The type of test used at the UW, considered the gold standard for diagnosis, doesn’t directly measure the amount of virus in a specimen. Instead, it copies and amplifies bits of viral genetic material. But that can provide a good approximation of viral load based on the number of amplification cycles it takes for the test to turn positive. The fewer the cycles, the higher the concentration of virus, Bryan explained.

The trigger for higher mortality appeared to be about 22 cycles or fewer, reflecting a viral concentration at least 50,000 times higher than the test’s detection threshold.

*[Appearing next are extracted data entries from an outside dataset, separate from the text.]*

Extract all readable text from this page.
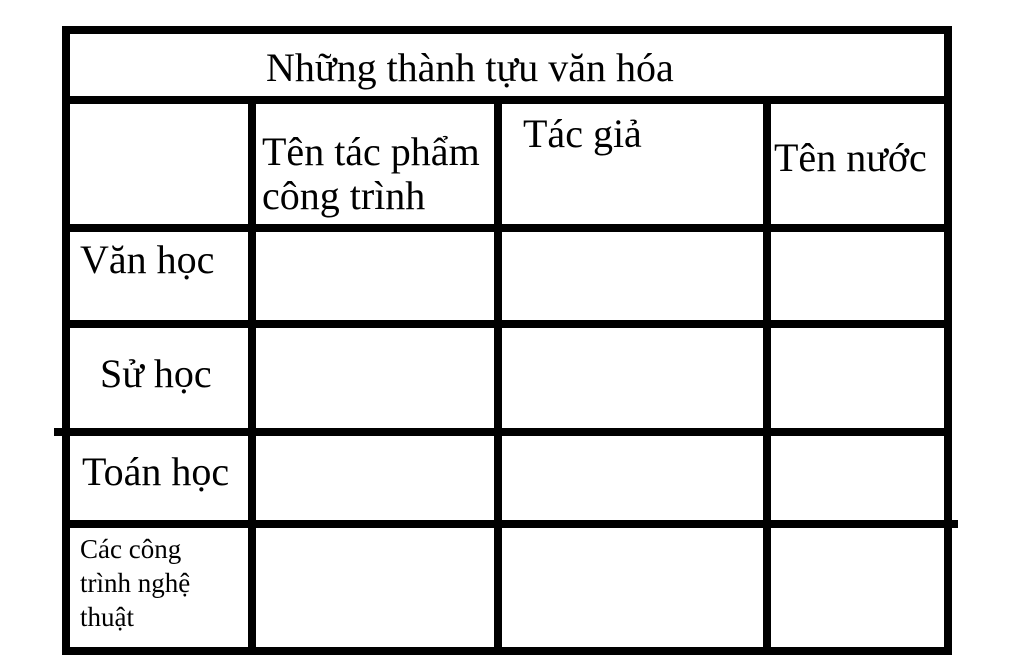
Những thành tựu văn hóa
Tên tác phẩm
công trình
Tác giả
Tên nước
Văn học
Sử học
Toán học
Các công
trình nghệ
thuật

Knowing a patient’s viral load could be helpful in managing patients even though treatment options are limited, said Dr. Jennifer Ross, an infectious disease specialist at UW Medicine who also treats COVID-19 patients at the Seattle Veterans Affairs Medical Center.

“It would let the clinician know that if someone is coming in with a very high viral load … that is a bad sign, a poor prognostic sign, as they have shown in this paper,” said Ross, who was not involved in the UW analysis.

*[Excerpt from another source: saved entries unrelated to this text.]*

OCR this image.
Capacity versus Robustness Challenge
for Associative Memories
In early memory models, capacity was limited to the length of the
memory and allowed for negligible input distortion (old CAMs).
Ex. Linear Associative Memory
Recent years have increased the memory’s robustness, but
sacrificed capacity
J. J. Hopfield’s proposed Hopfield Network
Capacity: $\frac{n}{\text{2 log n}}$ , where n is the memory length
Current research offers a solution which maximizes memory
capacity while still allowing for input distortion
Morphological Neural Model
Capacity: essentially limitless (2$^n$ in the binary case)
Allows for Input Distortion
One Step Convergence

Viral load measurements are common for many other respiratory infections and are particularly valuable for patients with compromised immune systems, Ross said.


To understand the relationship between viral loads and death, the UW team analyzed data from UW Medicine’s Northwest campus. For 109 patients admitted to the hospital, the odds of dying within a month of their initial positive test was 4.2 times higher for patients who had high viral loads on admission compared to patients who had low viral loads.

Knowing that threshold might help doctors determine when patients are out of the woods, said Bryan.

“One of the tricky things about COVID-19 is that early on, patients might seem to be doing fine and could be discharged, only to be readmitted later.”

It’s not clear why viral loads vary so widely among people infected with the novel coronavirus. “It’s the difference between a drop or an ocean,” Greninger said. “And we’re not taking that into consideration.”

Weak immune systems probably allow the virus to flourish. And how much virus a person was initially exposed to might be important, but that’s still not clear, he added.

The researchers also found patients whose bodies had already started producing antibodies against the novel coronavirus by the time they were admitted were about half as likely to die as patients without antibodies — though because of the small numbers of those patients, the results were not statistically significant.